Probably there is no such thing as 'resistance' for the simple reason they are not resistors.

If you generate an IBIS model of your FPGA, specifying the standard for the pins you are interested in, you can get the V-I points, if that helps.

The problem with leakage currents is they are not design parameters (i.e. nobody cares too much about them) and they vary with PVT, so the best number you may get is a worst-case figure. If you want one, mine is 10 uA.

If you have high impedances so the small leakage currents cause unacceptable voltage drops, what I would do is simply to buffer that thing. A simple logic gate could be all you need.

Just an afterthought...

If your FPGA pin is an output, you don't need to worry about the output voltage going out of specs, unless you need that signal for another digital input.

If your FPGA is an input and you have that megaohm pullup or pulldown you can still buffer it with a logic gate and it's gone

I think the IBIS models are too complex for what you want. They are used in AC simulations of signal integrity, while what you want is a static leakage current. 

By the way, what about getting the board, using a spare i/o pin, having a wire to a breadboard, sticking a megaohm resistor to VCC or GND and measuring it? Just remember it depends on your i/o standard and if you have enabled or not any internal pull-up

A good logical question , but one thats not needed in the digital world.
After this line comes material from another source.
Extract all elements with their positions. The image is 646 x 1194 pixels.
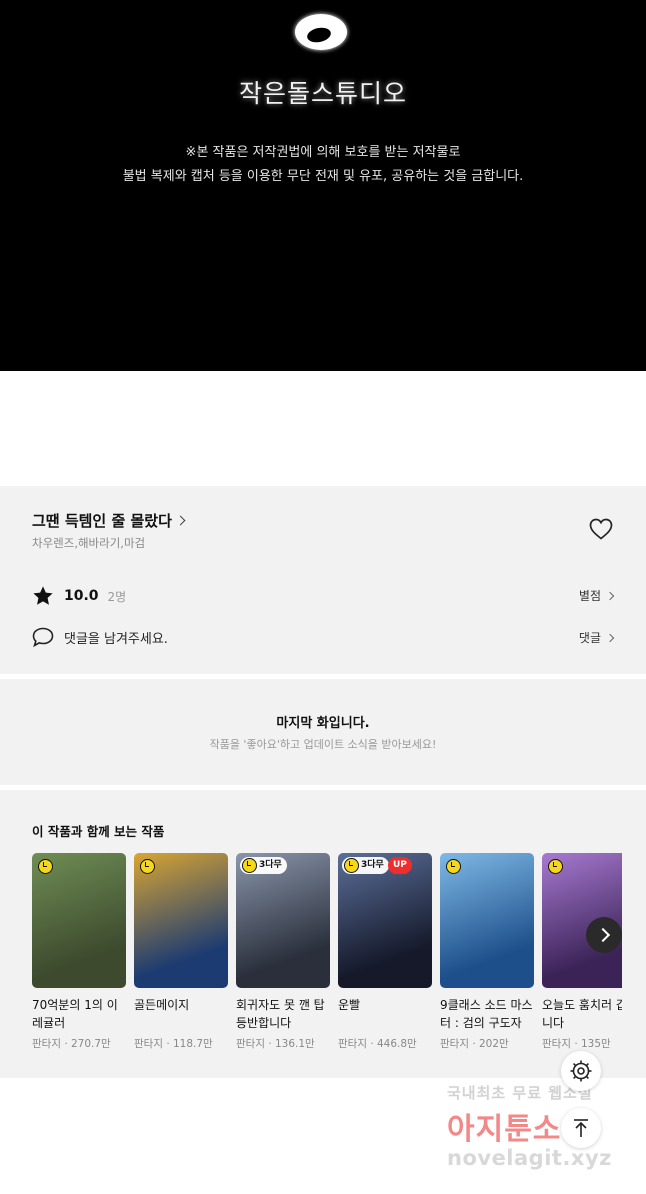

Reason, Digital outputs are specified as being able to source / sink a certain current at a certina voltage.

Digital inputs are speced to need a certain voltage for a 1/0 at a certina source / sink current.

All yo uneed to do is ensure your dirver can provide sufficient current at Voh and Vol, to drive the Vinh and Vinl of the receive chips.

Rule of thumb is one logic output can drive 10 logic inputs !

Yes its a very old rule , and many exceptions, as I'm certain others will mention,

So, go to the data sheets,

find the Voh and Vol, and at what currents they are at.

   go to the receivers, and find the Vin High and Low, and what currents they need at that .

            you shoudl find you have plenty of current, so it will work.

This from an old Spartan 3, I just happen to have the data sheet for on the phone !!

Probably because those currents vary in orders of magnitude with temperature and having high impedances straight away to an FPGA (or any digital i/o) is not the usual thing.

Another potential problem with high resistances (over 10 meg) is that PCB resistance begins to be noticeable (100s of megs) and will vary from PCB batch to batch. Even worse is the effect of dust, grease and other stuff that goes to the PCB over time. 

can you draw us a little picture please.

I have this as

FPGA -> ------------------------+---------------------------- -> FPAG

out                                  |meg resistance |                    in

so the resistance is just on the track, either pulle dup or down to some volts.

as such, I'd have thought all the current will flow through the track, its just a FPAG to FPGA connectoin, which is a no brianer.

The mega ohm resistance has "zero" affect on the current flow or the voltage.

all,

Most pcb assembly today uses water soluble fluxes, so I have have seen board leaage as bad as 100K ohms,

A really dirty rinse can result in even lower resistance due to salts in the water!

So, the leakage of the IC design of the IOB is perhaps at least one order of magnitude greater than a good clean pcb, and can be three to six orders of magnitude better (basically, you cannot measure it).

l.e.o.

I think I agree with you that all the current will flow through, however isn't there a voltage drop on [meg resistance]? You said earlier that the FPGA drives current source on outputs, and checks for voltage on input. 

Leakage in in parellel,

Not in series.  So, the voltage at the pin is unaffected by the leakage current when driven by the appropriate output stand.

l.e.o.

can you draw us a picture please,

stiil uncertain as to where this resistor is in relation to the fpga out and in pins.

Also un certina as to what your trying to do ,

    the FPGA logic input can not meassure voltage, it only cares is th evoltag eis above or below a certain level,

( Yes there are on some FPGAs ADC's that can meassure , but again its unclear as to your circuit )

Sorry about that. 

Your picture was accurate. 

I understand that the input only sees whether or not it is higher than voltage thresh hold to decide 1 or 0. Which is why I am concerned about voltage drop on the [meg resistor].